For those around the table who are not legal scholars, section 77 is the one that allows judges to grant appropriate and just remedy. It presupposes that a person is already before the court, the court in this case being the Federal Court. It is the mechanism that the Official Languages Act has established. If you are talking about administrative fines, that is the mechanism you have to go through, but if you are talking about administrative monetary penalties, or AMPs, you don't have to. The responsibility would go directly back to the Commissioner of Official Languages. You would not need to rely on subsection 77(4).

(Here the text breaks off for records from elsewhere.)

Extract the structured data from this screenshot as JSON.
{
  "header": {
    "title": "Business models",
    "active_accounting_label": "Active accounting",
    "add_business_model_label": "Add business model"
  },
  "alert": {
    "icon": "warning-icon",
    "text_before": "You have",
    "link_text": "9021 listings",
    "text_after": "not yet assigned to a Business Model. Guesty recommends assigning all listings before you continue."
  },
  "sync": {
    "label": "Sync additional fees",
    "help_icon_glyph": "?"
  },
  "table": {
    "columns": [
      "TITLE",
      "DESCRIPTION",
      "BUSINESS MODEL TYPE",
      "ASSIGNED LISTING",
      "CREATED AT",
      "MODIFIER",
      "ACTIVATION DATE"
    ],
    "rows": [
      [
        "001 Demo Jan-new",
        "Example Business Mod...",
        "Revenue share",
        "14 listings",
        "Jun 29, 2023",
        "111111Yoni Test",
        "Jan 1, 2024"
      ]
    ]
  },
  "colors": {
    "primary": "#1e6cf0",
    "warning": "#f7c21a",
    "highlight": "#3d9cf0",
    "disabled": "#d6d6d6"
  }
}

Subsection 77(4) leaves the door open to various options. The courts could have been innovative in the matter of sanctions. We have seen Justice Moreau award compensatory damages in the Northwest Territories case. In the Thibodeau case, we saw the court of first instance make an order that was termed “structural”. It had the power to do so. The Supreme Court reversed the order, saying that it was too vague, and so on. However, the court's power to make a ruling already exists.
The difficulty comes in the fact that judges are prudent; they do not wish to be too innovative in terms of the remedies they grant. So we could provide them with some ideas. We could, for example, tell them to levy a fine or to order compensatory damages, and to develop a series of criteria along those lines. We are not going to rewrite the act this afternoon, but we could tempt them a little by telling them that they have the power to act and, if they do so, they will be reflecting Parliament's intention.